Pound Sterling's "Fear Factor is Rising Fast" on Fox 60/40 'No Deal' Brexit Warning

Liam Fox impact exchange rates

Above: Liam Fox, Secretary of State for International Trade. Image © Number 10 Downing Street

- “60-40” chance of 'no deal' Brexit says trade secretary Fox

- Option premium to protect against a decline in Sterling keeps rising

- Cost of insuring against declines in Sterling now at highest since before June 2017 election

The British Pound continues to underperform key rivals with market commentators blaming an ongoing trend by foreign exchange markets to price in a 'no deal' outcome to Brexit negotiations for the weakness.

UK Trade Secretary Liam Fox appears to be the cause of the latest bout of angst having told the media at the weekend that the prospects of a 'no deal' outcome are now at 60%.

"GBP continues to suffer on Fox's 60% no deal Brexit estimate," says Robert Howard, who sits on the currencies desk at Thomson Reuters. "Sterling's fear factor is rising fast."

The Pound-to-Euro exchange rate is back down to 1.1207 on the interbank market, with banks offering between 1.08 and 1.09 on international payments while independent FX providers are closer to the interbank market at 1.1110. The Pound-to-Dollar exchange rate is quoted at 1.2951, its lowest level since August 2017, with banks quoting in the region of 1.2580-1.2588 and independent specialists quoting at 1.2830.

Markets are certainly becoming increasingly nervous of the Pound.

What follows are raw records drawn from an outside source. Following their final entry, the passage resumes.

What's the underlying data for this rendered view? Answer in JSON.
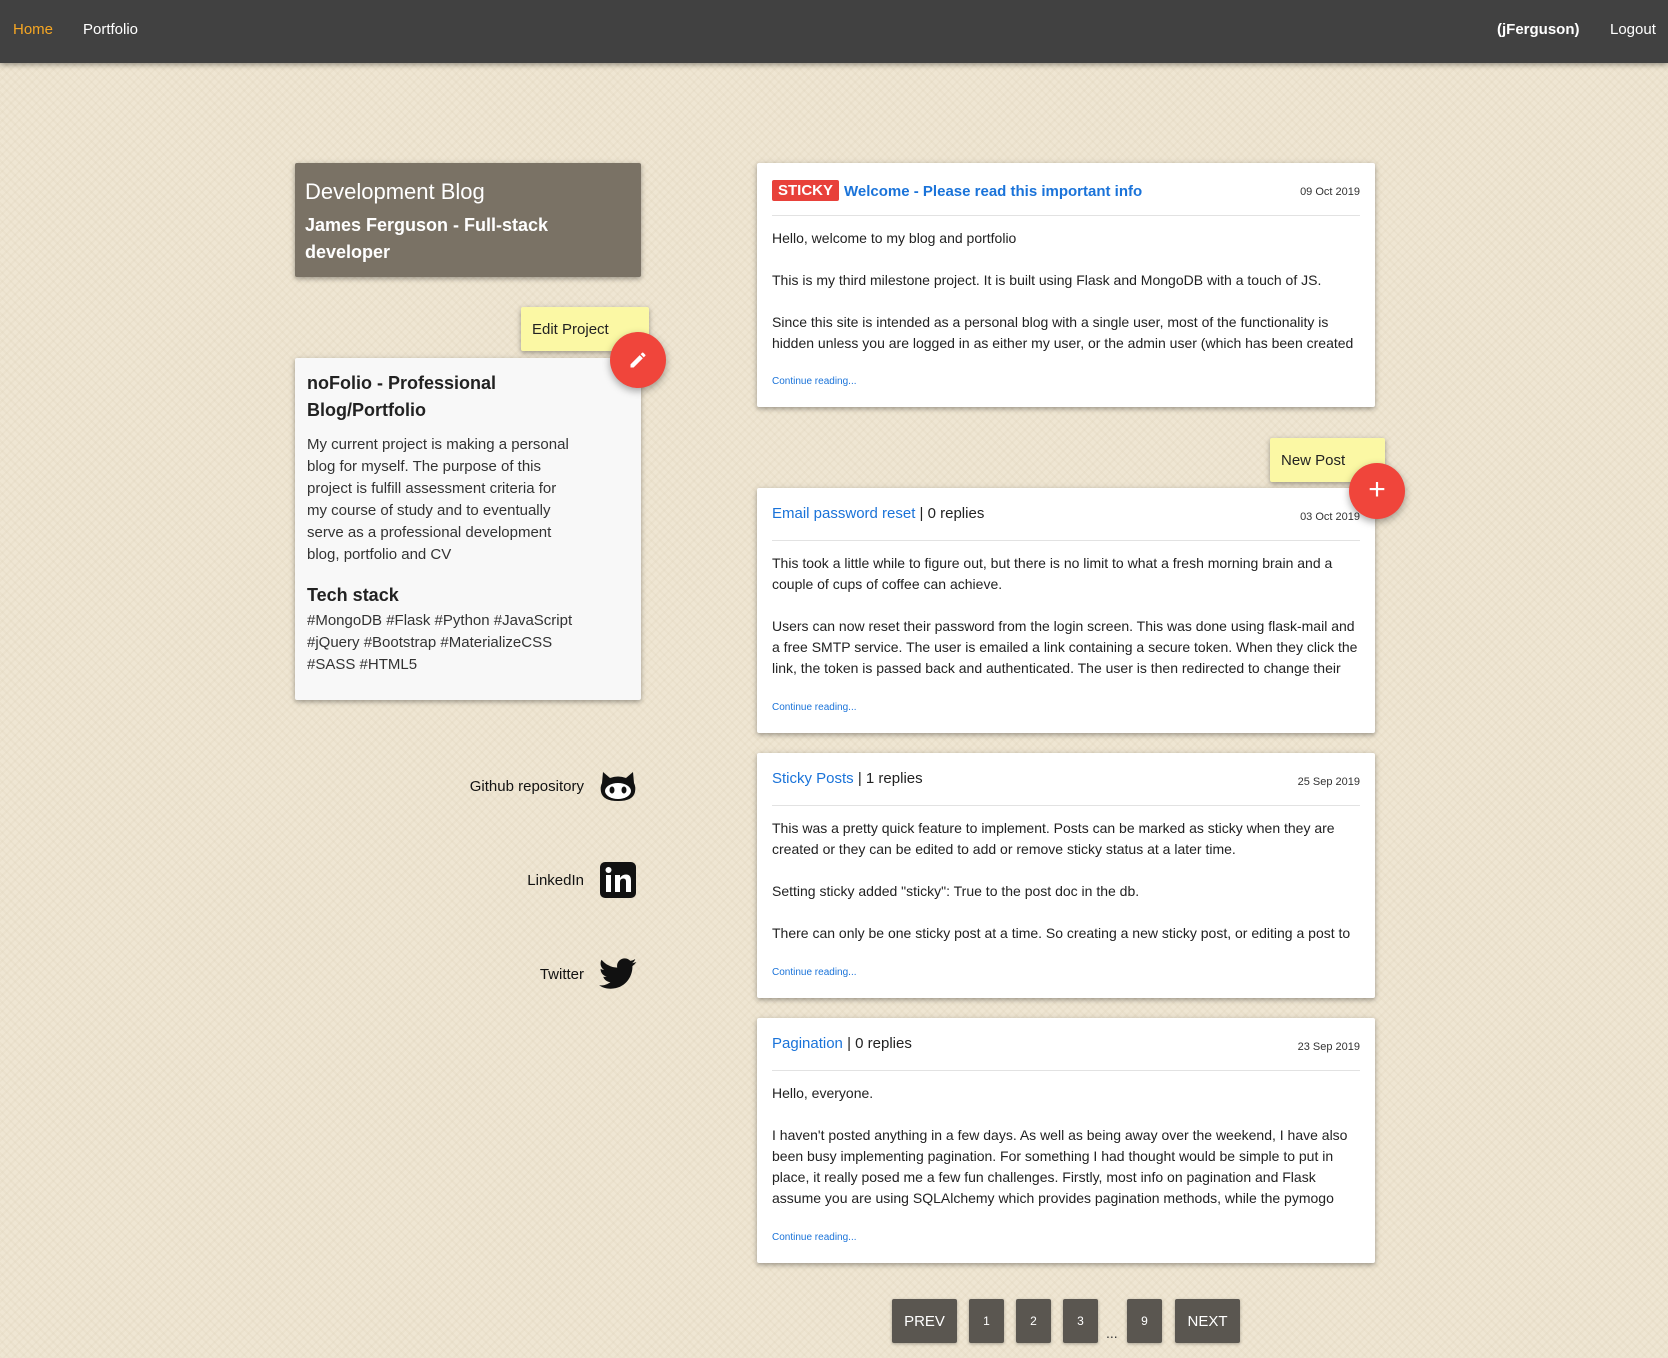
{
  "nav": {
    "home": "Home",
    "portfolio": "Portfolio",
    "user": "(jFerguson)",
    "logout": "Logout"
  },
  "header": {
    "title": "Development Blog",
    "subtitle": "James Ferguson - Full-stack developer"
  },
  "edit_project": {
    "label": "Edit Project",
    "icon": "pencil-icon"
  },
  "project": {
    "title": "noFolio - Professional Blog/Portfolio",
    "description": "My current project is making a personal blog for myself. The purpose of this project is fulfill assessment criteria for my course of study and to eventually serve as a professional development blog, portfolio and CV",
    "tech_title": "Tech stack",
    "tech_list": "#MongoDB #Flask #Python #JavaScript #jQuery #Bootstrap #MaterializeCSS #SASS #HTML5"
  },
  "social": {
    "github": "Github repository",
    "linkedin": "LinkedIn",
    "twitter": "Twitter"
  },
  "new_post": {
    "label": "New Post",
    "icon": "plus-icon"
  },
  "posts": [
    {
      "badge": "STICKY",
      "title": "Welcome - Please read this important info",
      "replies": "",
      "date": "09 Oct 2019",
      "paragraphs": [
        "Hello, welcome to my blog and portfolio",
        "This is my third milestone project. It is built using Flask and MongoDB with a touch of JS.",
        "Since this site is intended as a personal blog with a single user, most of the functionality is hidden unless you are logged in as either my user, or the admin user (which has been created"
      ],
      "continue": "Continue reading..."
    },
    {
      "title": "Email password reset",
      "replies": " | 0 replies",
      "date": "03 Oct 2019",
      "paragraphs": [
        "This took a little while to figure out, but there is no limit to what a fresh morning brain and a couple of cups of coffee can achieve.",
        "Users can now reset their password from the login screen. This was done using flask-mail and a free SMTP service. The user is emailed a link containing a secure token. When they click the link, the token is passed back and authenticated. The user is then redirected to change their"
      ],
      "continue": "Continue reading..."
    },
    {
      "title": "Sticky Posts",
      "replies": " | 1 replies",
      "date": "25 Sep 2019",
      "paragraphs": [
        "This was a pretty quick feature to implement. Posts can be marked as sticky when they are created or they can be edited to add or remove sticky status at a later time.",
        "Setting sticky added \"sticky\": True to the post doc in the db.",
        "There can only be one sticky post at a time. So creating a new sticky post, or editing a post to"
      ],
      "continue": "Continue reading..."
    },
    {
      "title": "Pagination",
      "replies": " | 0 replies",
      "date": "23 Sep 2019",
      "paragraphs": [
        "Hello, everyone.",
        "I haven't posted anything in a few days. As well as being away over the weekend, I have also been busy implementing pagination. For something I had thought would be simple to put in place, it really posed me a few fun challenges. Firstly, most info on pagination and Flask assume you are using SQLAlchemy which provides pagination methods, while the pymogo"
      ],
      "continue": "Continue reading..."
    }
  ],
  "pagination": {
    "prev": "PREV",
    "pages": [
      "1",
      "2",
      "3"
    ],
    "ellipsis": "...",
    "last": "9",
    "next": "NEXT"
  }
}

"Failure to reach a trade or customs deal with the EU prior to the March deadline for negotiations greatly increases uncertainty for U.K. businesses and would likely keep the pound biased sharply lower," says Omer Esiner, an analyst with Commonwealth Foreign Exchange Inc. in Rhode Island.

Howard observes the option premium to protect against a decline in Sterling keeps rising as the risk of a no-deal Brexit becomes ever more likely.

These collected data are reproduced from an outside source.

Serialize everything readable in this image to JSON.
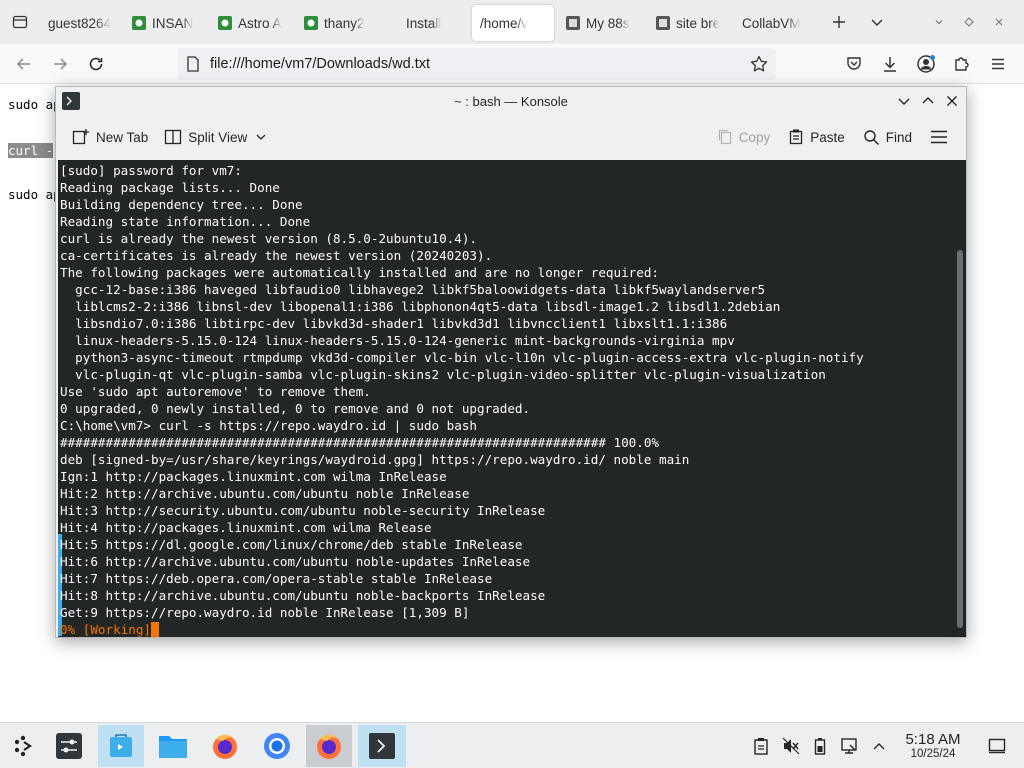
{
  "browser": {
    "tabs": [
      {
        "label": "guest8264",
        "favicon": "none"
      },
      {
        "label": "INSAN",
        "favicon": "green-square-icon"
      },
      {
        "label": "Astro A",
        "favicon": "green-square-icon"
      },
      {
        "label": "thany2",
        "favicon": "green-square-icon"
      },
      {
        "label": "Install",
        "favicon": "none"
      },
      {
        "label": "/home/v",
        "favicon": "none",
        "active": true
      },
      {
        "label": "My 88s",
        "favicon": "gray-square-icon"
      },
      {
        "label": "site bre",
        "favicon": "gray-square-icon"
      },
      {
        "label": "CollabVM",
        "favicon": "none"
      }
    ],
    "url": "file:///home/vm7/Downloads/wd.txt"
  },
  "page": {
    "lines": [
      "sudo ap",
      "curl -",
      "sudo ap"
    ]
  },
  "konsole": {
    "title": "~ : bash — Konsole",
    "toolbar": {
      "new_tab": "New Tab",
      "split_view": "Split View",
      "copy": "Copy",
      "paste": "Paste",
      "find": "Find"
    },
    "terminal_lines": [
      "[sudo] password for vm7:",
      "Reading package lists... Done",
      "Building dependency tree... Done",
      "Reading state information... Done",
      "curl is already the newest version (8.5.0-2ubuntu10.4).",
      "ca-certificates is already the newest version (20240203).",
      "The following packages were automatically installed and are no longer required:",
      "  gcc-12-base:i386 haveged libfaudio0 libhavege2 libkf5baloowidgets-data libkf5waylandserver5",
      "  liblcms2-2:i386 libnsl-dev libopenal1:i386 libphonon4qt5-data libsdl-image1.2 libsdl1.2debian",
      "  libsndio7.0:i386 libtirpc-dev libvkd3d-shader1 libvkd3d1 libvncclient1 libxslt1.1:i386",
      "  linux-headers-5.15.0-124 linux-headers-5.15.0-124-generic mint-backgrounds-virginia mpv",
      "  python3-async-timeout rtmpdump vkd3d-compiler vlc-bin vlc-l10n vlc-plugin-access-extra vlc-plugin-notify",
      "  vlc-plugin-qt vlc-plugin-samba vlc-plugin-skins2 vlc-plugin-video-splitter vlc-plugin-visualization",
      "Use 'sudo apt autoremove' to remove them.",
      "0 upgraded, 0 newly installed, 0 to remove and 0 not upgraded.",
      "C:\\home\\vm7> curl -s https://repo.waydro.id | sudo bash",
      "######################################################################## 100.0%",
      "deb [signed-by=/usr/share/keyrings/waydroid.gpg] https://repo.waydro.id/ noble main",
      "Ign:1 http://packages.linuxmint.com wilma InRelease",
      "Hit:2 http://archive.ubuntu.com/ubuntu noble InRelease",
      "Hit:3 http://security.ubuntu.com/ubuntu noble-security InRelease",
      "Hit:4 http://packages.linuxmint.com wilma Release",
      "Hit:5 https://dl.google.com/linux/chrome/deb stable InRelease",
      "Hit:6 http://archive.ubuntu.com/ubuntu noble-updates InRelease",
      "Hit:7 https://deb.opera.com/opera-stable stable InRelease",
      "Hit:8 http://archive.ubuntu.com/ubuntu noble-backports InRelease",
      "Get:9 https://repo.waydro.id noble InRelease [1,309 B]"
    ],
    "working_line": "0% [Working]"
  },
  "taskbar": {
    "time": "5:18 AM",
    "date": "10/25/24"
  },
  "colors": {
    "terminal_bg": "#232627",
    "terminal_fg": "#fcfcfc",
    "working": "#f67400",
    "accent": "#3daee9"
  }
}
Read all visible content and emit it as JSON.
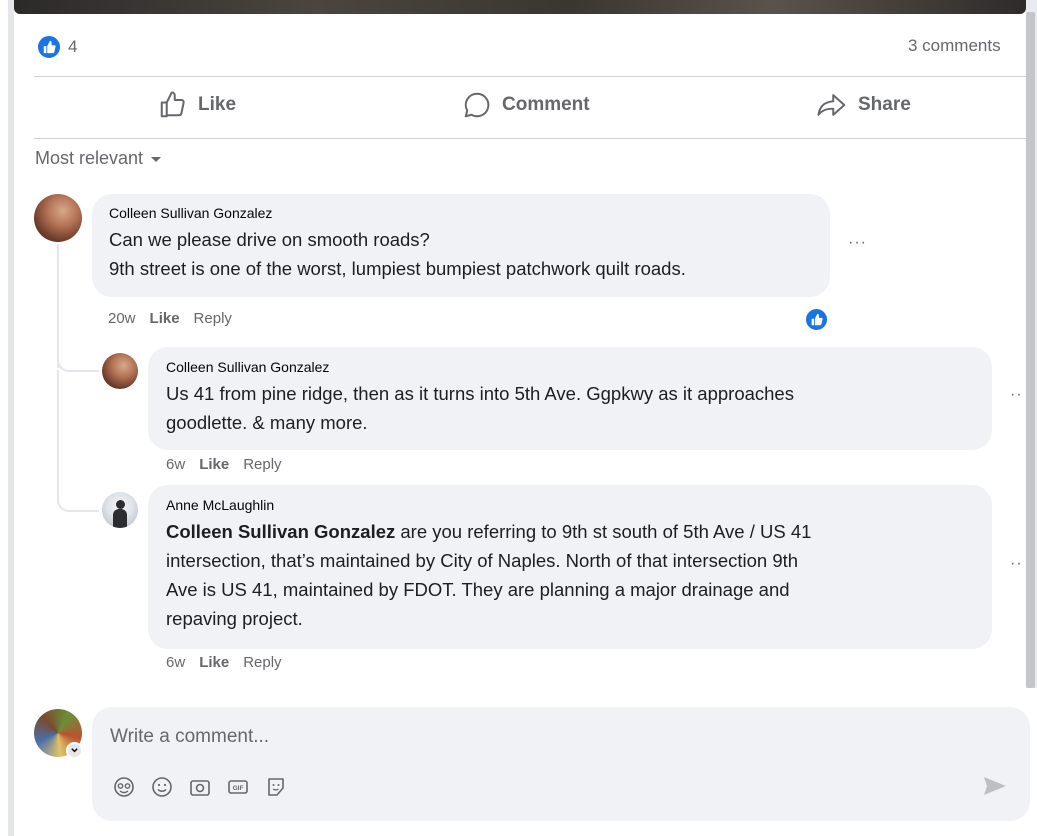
{
  "post": {
    "reaction_count": "4",
    "comments_count": "3 comments"
  },
  "actions": {
    "like": "Like",
    "comment": "Comment",
    "share": "Share"
  },
  "sort": {
    "label": "Most relevant"
  },
  "comments": [
    {
      "author": "Colleen Sullivan Gonzalez",
      "lines": [
        "Can we please drive on smooth roads?",
        "9th street is one of the worst, lumpiest bumpiest patchwork quilt roads."
      ],
      "time": "20w",
      "like": "Like",
      "reply": "Reply",
      "more": "···"
    },
    {
      "author": "Colleen Sullivan Gonzalez",
      "lines": [
        "Us 41 from pine ridge, then as it turns into 5th Ave. Ggpkwy as it approaches",
        "goodlette. & many more."
      ],
      "time": "6w",
      "like": "Like",
      "reply": "Reply",
      "more": "··"
    },
    {
      "author": "Anne McLaughlin",
      "mention": "Colleen Sullivan Gonzalez",
      "line1_rest": " are you referring to 9th st south of 5th Ave / US 41",
      "lines": [
        "intersection, that’s maintained by City of Naples. North of that intersection 9th",
        "Ave is US 41, maintained by FDOT. They are planning a major drainage and",
        "repaving project."
      ],
      "time": "6w",
      "like": "Like",
      "reply": "Reply",
      "more": "··"
    }
  ],
  "composer": {
    "placeholder": "Write a comment..."
  },
  "icons": [
    "like-icon",
    "comment-icon",
    "share-icon",
    "avatar-sticker-icon",
    "emoji-icon",
    "camera-icon",
    "gif-icon",
    "sticker-icon",
    "send-icon"
  ],
  "colors": {
    "accent": "#1b74e4",
    "bubble": "#f0f2f5",
    "muted": "#65676b"
  }
}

Risk reversals, which highlight the Sterling put versus Sterling call volatility premium in GBP/USD options, are at their highest since early 2017, even surpassing the high premiums seen before the June 2017 elections.

"The nine-month and one-year contracts, which will cover Britain's exit from the EU in March 2018, have more than doubled in price," says Howard.

One-year risk reversals went from 0.6 to 1.6 volatility premium for GBP puts in only eight weeks, "an even more rapid rise than those seen in the run-up to that June 2017 election," adds the analyst.

"We had pushed our forecasts up to a 50/50 even split for a deal or no deal on Brexit," says Neil Jones, an analyst at Mizuho Bank Ltd in London. "Weekend reports suggesting a UK official calling a 60/40 chance of 'no deal' is weighing on the Pound again, I sense."

The downside risks to GBP have grown more since BoE Governor Mark Carney cast doubts last Friday on a Brexit deal being reached and UK trade minister Liam Fox compounded this view over the weekend.

In an interview with The Sunday Times, Fox put the chances of a no deal departure at “60-40”, blaming the “intransigence” of the European Commission.

Fox accused Eurocrats of harbouring a “theological obsession” with EU rules rather than “economic wellbeing”, which would lead to “only one outcome”.

His intervention comes amid growing fears about the potential collapse in talks. Downing Street refused to say what Theresa May achieved when the prime minister visited the French president, Emmanuel Macron, in the south of France on Friday to discuss her Chequers blueprint for a future relationship with the EU.

Speaking as he completed a trade mission to Japan, Fox said that he had previously not thought the prospects of a no-deal Brexit were “more than 50-50” but the risk of no trade deal had increased.